The only information outsidevoice® has about you as a reader is information you choose to share either through an email or potential survey. Please note we do collect statistics on site activity.

By the numbers: Stat Logs
I’m no web-genius, but I will use site statistics logs for things like figuring out what is really content is interesting to you, what you don’t like, and where on this planet most of the readers might live. No one except the outsidevoice® team and their pets will ever see this.

Cookies. Not the bakery kind.
I don’t put cookies on your computer or read the cookies that are already there. I do, however, love chocolate chip, oatmeal raisin and sugar cookies. That aside, you should know that some of the advertisers may use cookies on the site for other reasons. This privacy policy doesn’t cover cookies used by others. Or burned oatmeal raisin cookies in your oven. That’s all you.

Advertisers. They are so pretty.
Ads get to this site through Google and other services. Those services do collect information about users’ actions (like how many times you’ve viewed an ad), but no personal information. So it may know you clicked on a box 19 times, but not because you are desperately searching for a way to replace that chandelier earring you lost.
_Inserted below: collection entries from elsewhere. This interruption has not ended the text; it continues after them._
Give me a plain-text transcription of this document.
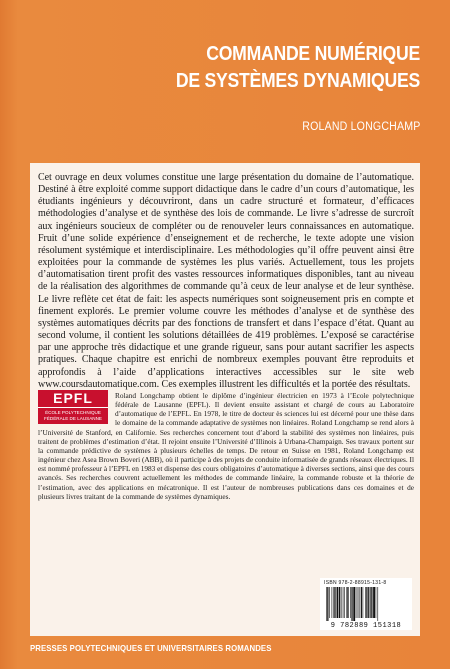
COMMANDE NUMÉRIQUE
DE SYSTÈMES DYNAMIQUES
ROLAND LONGCHAMP

Cet ouvrage en deux volumes constitue une large présentation du domaine de l’automatique. Destiné à être exploité comme support didactique dans le cadre d’un cours d’automatique, les étudiants ingénieurs y découvriront, dans un cadre structuré et formateur, d’efficaces méthodologies d’analyse et de synthèse des lois de commande. Le livre s’adresse de surcroît aux ingénieurs soucieux de compléter ou de renouveler leurs connaissances en automatique. Fruit d’une solide expérience d’enseignement et de recherche, le texte adopte une vision résolument systémique et interdisciplinaire. Les méthodologies qu’il offre peuvent ainsi être exploitées pour la commande de systèmes les plus variés. Actuellement, tous les projets d’automatisation tirent profit des vastes ressources informatiques disponibles, tant au niveau de la réalisation des algorithmes de commande qu’à ceux de leur analyse et de leur synthèse. Le livre reflète cet état de fait: les aspects numériques sont soigneusement pris en compte et finement explorés. Le premier volume couvre les méthodes d’analyse et de synthèse des systèmes automatiques décrits par des fonctions de transfert et dans l’espace d’état. Quant au second volume, il contient les solutions détaillées de 419 problèmes. L’exposé se caractérise par une approche très didactique et une grande rigueur, sans pour autant sacrifier les aspects pratiques. Chaque chapitre est enrichi de nombreux exemples pouvant être reproduits et approfondis à l’aide d’applications interactives accessibles sur le site web www.coursdautomatique.com. Ces exemples illustrent les difficultés et la portée des résultats.

EPFL
ÉCOLE POLYTECHNIQUE
FÉDÉRALE DE LAUSANNE
Roland Longchamp obtient le diplôme d’ingénieur électricien en 1973 à l’Ecole polytechnique fédérale de Lausanne (EPFL). Il devient ensuite assistant et chargé de cours au Laboratoire d’automatique de l’EPFL. En 1978, le titre de docteur ès sciences lui est décerné pour une thèse dans le domaine de la commande adaptative de systèmes non linéaires. Roland Longchamp se rend alors à l’Université de Stanford, en Californie. Ses recherches concernent tout d’abord la stabilité des systèmes non linéaires, puis traitent de problèmes d’estimation d’état. Il rejoint ensuite l’Université d’Illinois à Urbana-Champaign. Ses travaux portent sur la commande prédictive de systèmes à plusieurs échelles de temps. De retour en Suisse en 1981, Roland Longchamp est ingénieur chez Asea Brown Boveri (ABB), où il participe à des projets de conduite informatisée de grands réseaux électriques. Il est nommé professeur à l’EPFL en 1983 et dispense des cours obligatoires d’automatique à diverses sections, ainsi que des cours avancés. Ses recherches couvrent actuellement les méthodes de commande linéaire, la commande robuste et la théorie de l’estimation, avec des applications en mécatronique. Il est l’auteur de nombreuses publications dans ces domaines et de plusieurs livres traitant de la commande de systèmes dynamiques.
ISBN 978-2-88915-131-8
9 782889 151318
PRESSES POLYTECHNIQUES ET UNIVERSITAIRES ROMANDES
Links. And when you click on them.
outsidevoice provides several links to sites that are not ours. Much as I’d like to believe we rule the world, there are other sites of which we have no control. If you follow a link to those other sites, you are on their turf and become subject to the privacy policy of the site you’re visiting. Now you know.

Legal disclaimer: Lawyers earning a living.
We’ll do everything we can to protect your privacy, but if The Man comes knocking with the cops, we’ll share personal information with authorities when required by law. Handcuffs are only accessories for jail and the privacy of your own bedroom.